Another new addition to the latest release of Fedora is avahi support, better known as zeroconf or bonjour in the Apple world. This allows for service discovery on the network, such as printers automatically anouncing their presence or bookmarks being broadcast to the LAN. The avahi-daemon takes care of advertising services whilst application such as Gnome (2.14) are avahi aware. Here is an example of how to get avahi up and running.
1. Configure some services. The directory /etc/avahi/services is initially empty, so we'll create a few files:
apache.service
ssh-ftp.service
ssh.service
We populate the files with the following data:
<?xml version="1.0" standalone='no'?>
<!DOCTYPE service-group SYSTEM "avahi-service.dtd">
<service-group>
<name>Apache Server Documentation</name>
<service>
<type>_http._tcp</type>
<port>80</port>
<txt-record>path=/manual</txt-record>
</service>
</service-group>
<?xml version="1.0" standalone='no'?>
<!DOCTYPE service-group SYSTEM "avahi-service.dtd">
<service-group>
<name replace-wildcards="yes">SFTP File Transfer on %h</name>
<service>
<type>_sftp-ssh._tcp</type>
<port>22</port>
</service>
</service-group>
<?xml version="1.0" standalone='no'?>
<!DOCTYPE service-group SYSTEM "avahi-service.dtd">
<service-group>
<name replace-wildcards="yes">Remote Terminal on %h</name>
<service>
<type>_ssh._tcp</type>
<port>22</port>
</service>
</service-group>
2. Enable the avahi-daemon, and have it auto start on system boot.
# service avahi-daemon start
# chkconfig avahi-daemon on
3. We can also enable Gnome file sharing from "Desktop/Preferences/Personal File Sharing" which provides WebDAV access to ~/Public.

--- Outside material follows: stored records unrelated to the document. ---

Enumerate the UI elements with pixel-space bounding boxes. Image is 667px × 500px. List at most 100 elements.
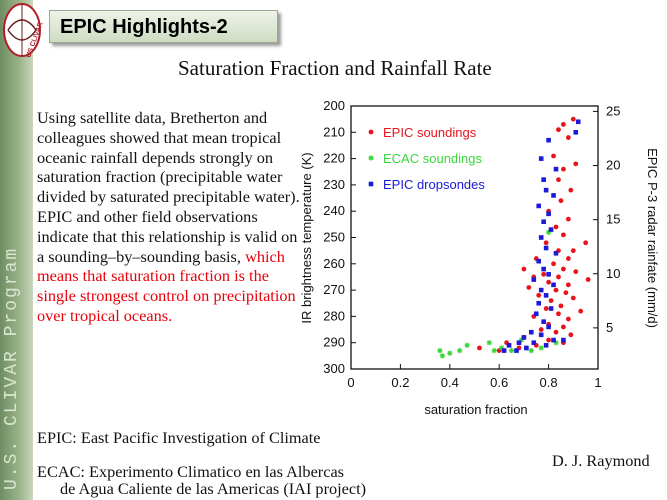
- y-left-tick-label: 270: [323, 282, 345, 297]
- ecac-definition-line2: de Agua Caliente de las Americas (IAI pr…: [60, 479, 367, 498]
- epic-soundings-point: [578, 308, 584, 314]
- epic-soundings-point: [548, 298, 554, 304]
- epic-soundings-point: [558, 303, 564, 309]
- epic-soundings-point: [551, 153, 556, 159]
- ecac-soundings-point: [437, 347, 443, 354]
- epic-dropsondes-point: [546, 211, 551, 217]
- epic-soundings-point: [556, 127, 561, 133]
- program-label: U.S. CLIVAR Program: [2, 246, 22, 490]
- epic-dropsondes-point: [561, 337, 566, 343]
- epic-soundings-point: [543, 240, 549, 246]
- ecac-soundings-point: [553, 340, 559, 346]
- sidebar-banner: U.S. CLIVAR Program: [0, 0, 33, 500]
- epic-soundings-point: [526, 285, 532, 290]
- y-left-tick-label: 280: [323, 308, 345, 323]
- epic-dropsondes-point: [548, 227, 554, 232]
- epic-dropsondes-point: [541, 219, 546, 225]
- y-left-tick-label: 300: [323, 361, 345, 376]
- legend-marker: [368, 155, 374, 161]
- epic-soundings-point: [551, 261, 556, 267]
- epic-dropsondes-point: [533, 311, 539, 317]
- y-left-tick-label: 220: [323, 151, 345, 166]
- x-tick-label: 1: [594, 375, 601, 390]
- epic-dropsondes-point: [536, 300, 542, 306]
- body-text-black: Using satellite data, Bretherton and col…: [37, 108, 300, 266]
- epic-dropsondes-point: [546, 272, 551, 277]
- legend-label: EPIC dropsondes: [383, 177, 485, 192]
- epic-soundings-point: [556, 311, 561, 317]
- epic-dropsondes-point: [531, 277, 537, 282]
- x-tick-label: 0.4: [441, 375, 459, 390]
- epic-soundings-point: [585, 277, 591, 282]
- epic-soundings-point: [561, 266, 566, 272]
- epic-soundings-point: [553, 329, 559, 335]
- x-tick-label: 0: [347, 375, 354, 390]
- y-left-tick-label: 200: [323, 98, 345, 113]
- epic-dropsondes-point: [551, 193, 556, 198]
- epic-dropsondes-point: [541, 266, 546, 272]
- epic-dropsondes-point: [553, 166, 559, 172]
- epic-dropsondes-point: [506, 343, 512, 348]
- y-right-tick-label: 25: [606, 103, 620, 118]
- epic-soundings-point: [570, 248, 576, 254]
- x-tick-label: 0.8: [540, 375, 558, 390]
- epic-dropsondes-point: [543, 187, 549, 193]
- epic-dropsondes-point: [514, 348, 519, 353]
- epic-soundings-point: [565, 256, 571, 261]
- epic-dropsondes-point: [516, 340, 522, 345]
- epic-soundings-point: [521, 266, 527, 272]
- epic-soundings-point: [477, 345, 482, 351]
- epic-dropsondes-point: [538, 287, 544, 293]
- ecac-soundings-point: [499, 345, 505, 351]
- epic-soundings-point: [556, 274, 561, 280]
- ecac-definition-line1: ECAC: Experimento Climatico en las Alber…: [37, 462, 345, 481]
- epic-soundings-point: [561, 232, 566, 238]
- ecac-soundings-point: [538, 345, 544, 351]
- epic-soundings-point: [553, 224, 559, 230]
- slide-heading: Saturation Fraction and Rainfall Rate: [178, 56, 492, 80]
- epic-dropsondes-point: [538, 332, 544, 338]
- ecac-soundings-point: [491, 347, 497, 354]
- epic-soundings-point: [561, 166, 566, 172]
- epic-soundings-point: [573, 269, 579, 275]
- legend-label: EPIC soundings: [383, 125, 477, 140]
- epic-dropsondes-point: [536, 203, 542, 209]
- epic-soundings-point: [568, 332, 574, 338]
- epic-soundings-point: [568, 187, 574, 193]
- epic-dropsondes-point: [536, 258, 542, 264]
- ecac-soundings-point: [508, 347, 515, 354]
- epic-dropsondes-point: [543, 245, 549, 251]
- epic-dropsondes-point: [551, 282, 556, 288]
- epic-dropsondes-point: [543, 343, 549, 348]
- x-tick-label: 0.6: [490, 375, 508, 390]
- epic-dropsondes-point: [538, 156, 544, 161]
- epic-dropsondes-point: [573, 130, 579, 135]
- y-axis-right-label: EPIC P-3 radar rainfate (mm/d): [645, 148, 660, 328]
- y-right-tick-label: 5: [606, 320, 613, 335]
- ecac-soundings-point: [518, 337, 525, 343]
- y-left-tick-label: 210: [323, 124, 345, 139]
- ecac-soundings-point: [528, 347, 534, 354]
- epic-soundings-point: [565, 316, 571, 322]
- y-left-tick-label: 260: [323, 256, 345, 271]
- epic-soundings-point: [558, 198, 564, 204]
- epic-dropsondes-point: [543, 293, 549, 298]
- epic-soundings-point: [546, 279, 551, 285]
- y-left-tick-label: 290: [323, 335, 345, 350]
- epic-definition: EPIC: East Pacific Investigation of Clim…: [37, 428, 321, 447]
- legend-marker: [368, 129, 374, 135]
- y-right-tick-label: 10: [606, 266, 620, 281]
- x-axis-label: saturation fraction: [424, 402, 527, 417]
- epic-dropsondes-point: [529, 329, 534, 335]
- epic-soundings-point: [570, 295, 576, 301]
- y-left-tick-label: 240: [323, 203, 345, 218]
- epic-soundings-point: [541, 271, 547, 277]
- epic-soundings-point: [538, 327, 544, 332]
- epic-dropsondes-point: [538, 235, 544, 240]
- epic-soundings-point: [543, 306, 549, 311]
- epic-soundings-point: [561, 122, 566, 127]
- ecac-soundings-point: [486, 340, 492, 346]
- epic-dropsondes-point: [546, 137, 551, 143]
- epic-soundings-point: [563, 290, 569, 296]
- ecac-soundings-point: [457, 347, 463, 354]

4. If we now start nautilus and click on "network" or go to the "network:///" Gnome-VFS, you can see that in addition to the Windows SMB network we also have the "Public" WebDAV share as well as the secure FTP resources displayed:
5. Epiphany (the Gnome web browser) is the only browser which supports avahi bookmarks at this time. We can see this working if we start Epiphany:
There are a couple of other tools which can display zeroconf services, the avahi provided 'avahi-discover' and the 'Zeroconf discovery applet' which is avaible from the avahi website. Download the service-discovery-applet tarball, unpack and run:
# ./configure && make && make install
You should now be able to add the applet to your gnome-panel:
It's clearly early days for zeroconf support in Linux, but what there is works well. I hope that the Gnome team and other application developers continue to integrate and extend avahi support.